27 July 2024

Catherine Caught Them All!

7 June 2021

It is never easy following older siblings into a school: teachers invariably make repeated, glowing references to the senior members of the clan and implore the new arrival to ‘measure up’ to the family legacy; often these comparisons are nostalgia-tinged and fuzzy, owing more to the teacher’s futile attempts to stop the march of time than any real accounting of the decline of civilisation and the great houses of the past. But please do pity the Prasifka because in Catherine Prasifka’s case, she was following in the footsteps of William (2008) and John (2011), two students whom teachers were well entitled to wax about, poetically. Masterful debaters, stylish squash players, avante-garde musicians, trademark hair-flippers, budding political theorists… the Prasifiki (masculine, plural) left indelible marks on St. Conleth’s College: what more could the Prasifka (feminine, singular) do?
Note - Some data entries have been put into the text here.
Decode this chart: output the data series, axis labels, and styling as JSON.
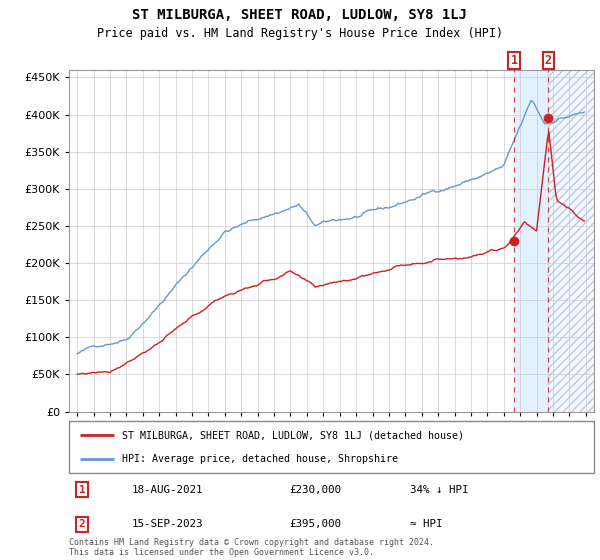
{
  "title": "ST MILBURGA, SHEET ROAD, LUDLOW, SY8 1LJ",
  "subtitle": "Price paid vs. HM Land Registry's House Price Index (HPI)",
  "legend_line1": "ST MILBURGA, SHEET ROAD, LUDLOW, SY8 1LJ (detached house)",
  "legend_line2": "HPI: Average price, detached house, Shropshire",
  "annotation1_label": "1",
  "annotation1_date": "18-AUG-2021",
  "annotation1_price": "£230,000",
  "annotation1_hpi": "34% ↓ HPI",
  "annotation2_label": "2",
  "annotation2_date": "15-SEP-2023",
  "annotation2_price": "£395,000",
  "annotation2_hpi": "≈ HPI",
  "footer": "Contains HM Land Registry data © Crown copyright and database right 2024.\nThis data is licensed under the Open Government Licence v3.0.",
  "hpi_color": "#6699cc",
  "price_color": "#cc2222",
  "sale1_x": 2021.63,
  "sale1_y": 230000,
  "sale2_x": 2023.71,
  "sale2_y": 395000,
  "vline1_x": 2021.63,
  "vline2_x": 2023.71,
  "shade_start": 2021.63,
  "shade_end": 2026.5,
  "hatch_start": 2023.71,
  "hatch_end": 2026.5,
  "ylim": [
    0,
    460000
  ],
  "xlim": [
    1994.5,
    2026.5
  ],
  "yticks": [
    0,
    50000,
    100000,
    150000,
    200000,
    250000,
    300000,
    350000,
    400000,
    450000
  ]
}
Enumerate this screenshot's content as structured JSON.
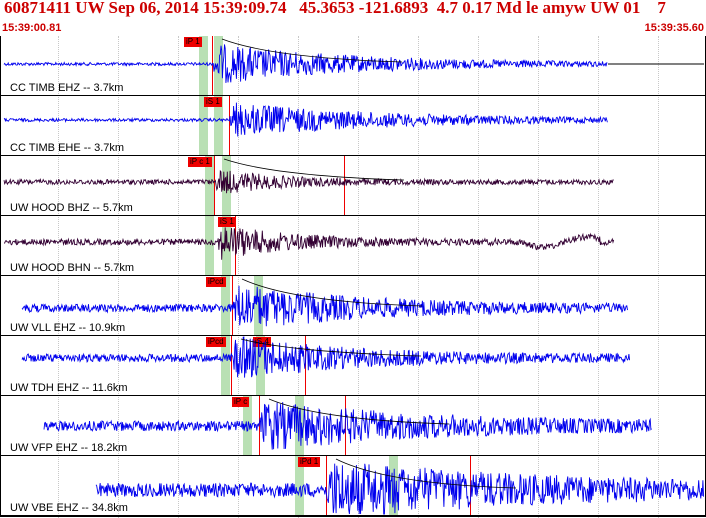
{
  "header": {
    "title": "60871411 UW Sep 06, 2014 15:39:09.74   45.3653 -121.6893  4.7 0.17 Md le amyw UW 01    7",
    "start_time": "15:39:00.81",
    "end_time": "15:39:35.60"
  },
  "colors": {
    "header_text": "#cc0000",
    "trace_primary": "#0000ee",
    "trace_secondary": "#330033",
    "pick_flag": "#ee0000",
    "phase_band": "#b9e0b4"
  },
  "channels": [
    {
      "label": "CC TIMB EHZ -- 3.7km",
      "pick": "iP 1"
    },
    {
      "label": "CC TIMB EHE -- 3.7km",
      "pick": "iS 1"
    },
    {
      "label": "UW HOOD BHZ -- 5.7km",
      "pick": "iP c 1"
    },
    {
      "label": "UW HOOD BHN -- 5.7km",
      "pick": "iS 1"
    },
    {
      "label": "UW VLL EHZ -- 10.9km",
      "pick": "iPcd"
    },
    {
      "label": "UW TDH EHZ -- 11.6km",
      "pick": "iPcd",
      "pick2": "iS 4"
    },
    {
      "label": "UW VFP EHZ -- 18.2km",
      "pick": "iP c"
    },
    {
      "label": "UW VBE EHZ -- 34.8km",
      "pick": "iPd 1"
    }
  ]
}
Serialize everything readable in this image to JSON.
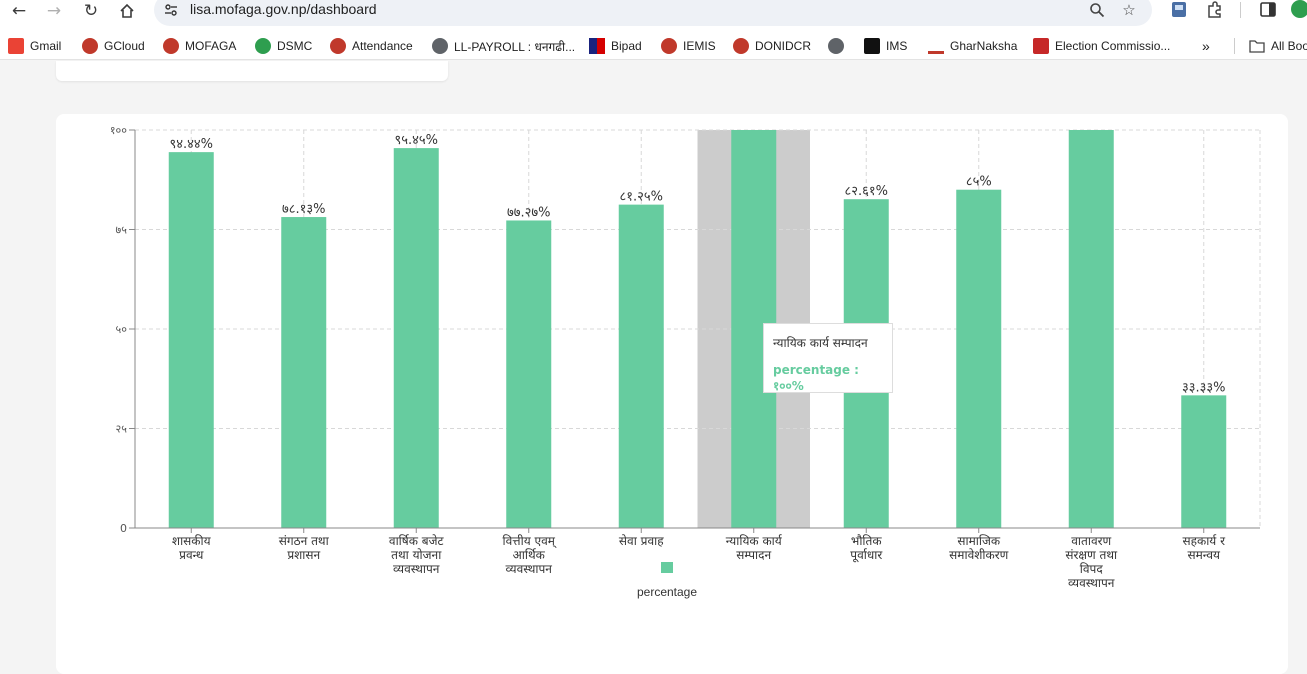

Well, in a phrase that she could especially appreciate, Catherine did indeed ‘catch them all’. Yes, that includes the 721 Pokemon that were in existence in 2014, but also so much more: Catherine established herself as a world class debater in her own right and, taking a more subtle tact than her firebrand brothers (on opposite sides off the barricades but both wielding Molotovs), she became her year’s resident writer and creative. Whether it was winning laurels at the Classics Speech Competition or consistently pushing the moribund composition ‘titles’ of LC English past papers to new, exciting places or taking home the venerable Woods Bowl for Anglo-Irish Studies on graduation night, Catherine did indeed follow in the family tradition, but she also extended it. And Catherine returned to spread the love of the word, teaching Creative Writing to a new generation of Conlethians and one who badly needed it: the Gameboy and the DS screens had mushroomed into something monstrous and Catherine was there to bring the kids back to the simple joy of creating something completely new by putting words on paper.

And, now, news is in that Catherine’s own papered words have gained publication and renown. Ellen Long, our Alumni Affairs correspondent, goes into detail with Catherine about her debut novel, None of This Is Serious, which has already earned rave notices in the literary press. We know that this means Catherine is now writing for bigger audiences but we are also sure that she will remember us at St. Conleth’s and look forward to the triumphant return of the published Prasifka.